A inesperiente enfermeira, abraçou-lhe com força, sentiu teus fartos seios esprememerem contra seu peito, aquele permufe caseiro de mulher, essência barata misturada a secreções e odores da culinária. Fora colocado sentado, em frente a um espelho imenso que estava disposto junto ao guarda-roupa, de frente para os pés da cama. Nessa hora o horror invadiu A..., não era ele que estava ali, não sua forma conhecida.

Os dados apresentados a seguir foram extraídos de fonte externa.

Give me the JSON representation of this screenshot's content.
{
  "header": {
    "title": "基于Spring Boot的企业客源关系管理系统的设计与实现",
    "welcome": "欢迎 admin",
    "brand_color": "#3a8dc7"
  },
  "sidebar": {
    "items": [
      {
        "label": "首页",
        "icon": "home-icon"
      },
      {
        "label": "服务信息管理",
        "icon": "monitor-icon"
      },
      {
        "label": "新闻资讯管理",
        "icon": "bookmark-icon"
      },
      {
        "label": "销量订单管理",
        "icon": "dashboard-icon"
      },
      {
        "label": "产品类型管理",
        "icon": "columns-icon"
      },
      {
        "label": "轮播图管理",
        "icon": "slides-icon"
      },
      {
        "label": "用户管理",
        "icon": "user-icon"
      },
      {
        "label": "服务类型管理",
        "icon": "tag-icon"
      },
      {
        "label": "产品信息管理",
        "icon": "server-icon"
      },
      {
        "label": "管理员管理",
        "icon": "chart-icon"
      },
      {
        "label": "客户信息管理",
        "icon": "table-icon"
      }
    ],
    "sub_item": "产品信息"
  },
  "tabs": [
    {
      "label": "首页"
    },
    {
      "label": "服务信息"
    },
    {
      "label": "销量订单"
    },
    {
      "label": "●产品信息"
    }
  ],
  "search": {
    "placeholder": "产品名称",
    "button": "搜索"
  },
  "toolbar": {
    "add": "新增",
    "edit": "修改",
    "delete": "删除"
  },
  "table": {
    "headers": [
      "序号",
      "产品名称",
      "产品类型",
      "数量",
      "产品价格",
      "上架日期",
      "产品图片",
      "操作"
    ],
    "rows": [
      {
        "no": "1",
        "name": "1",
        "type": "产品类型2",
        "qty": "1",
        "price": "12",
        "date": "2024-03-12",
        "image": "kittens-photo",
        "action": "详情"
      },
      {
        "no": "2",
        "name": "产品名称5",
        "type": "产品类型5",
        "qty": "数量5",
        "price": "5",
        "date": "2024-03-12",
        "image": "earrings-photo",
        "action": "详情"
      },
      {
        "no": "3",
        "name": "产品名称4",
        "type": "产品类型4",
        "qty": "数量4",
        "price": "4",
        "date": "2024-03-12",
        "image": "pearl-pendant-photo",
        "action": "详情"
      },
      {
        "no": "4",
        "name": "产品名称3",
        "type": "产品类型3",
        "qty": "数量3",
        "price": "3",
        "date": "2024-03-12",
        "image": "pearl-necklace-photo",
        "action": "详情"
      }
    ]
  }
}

A imagem refletida era débil, jamais comparada ao seu vigor de outrora.
Seus membros atrofiados aludiam à limitação de movimentos, sua feição era de retardo evidente, conforme contemplara tantas vezes durante sua vida, mas o que lhe estarreceu foi o corpo infantil. Tornara-se uma criança de novo, não saberia dizer como seria possível, quais condições o levaram a tal forma, perdera sua maturidade, retornando a um estado precoce, ainda mais limitado, agora preso a um corpo “deficiente”. Tentou chorar, mas não conseguiu. Revelar quem era, não poderia, se o fizesse, talvez não adiantaria. Inconformado, tentara alimentar o desejo de recuperação da antiga condição, mas o espetáculo vivido, demonstrava algo além de sua competência.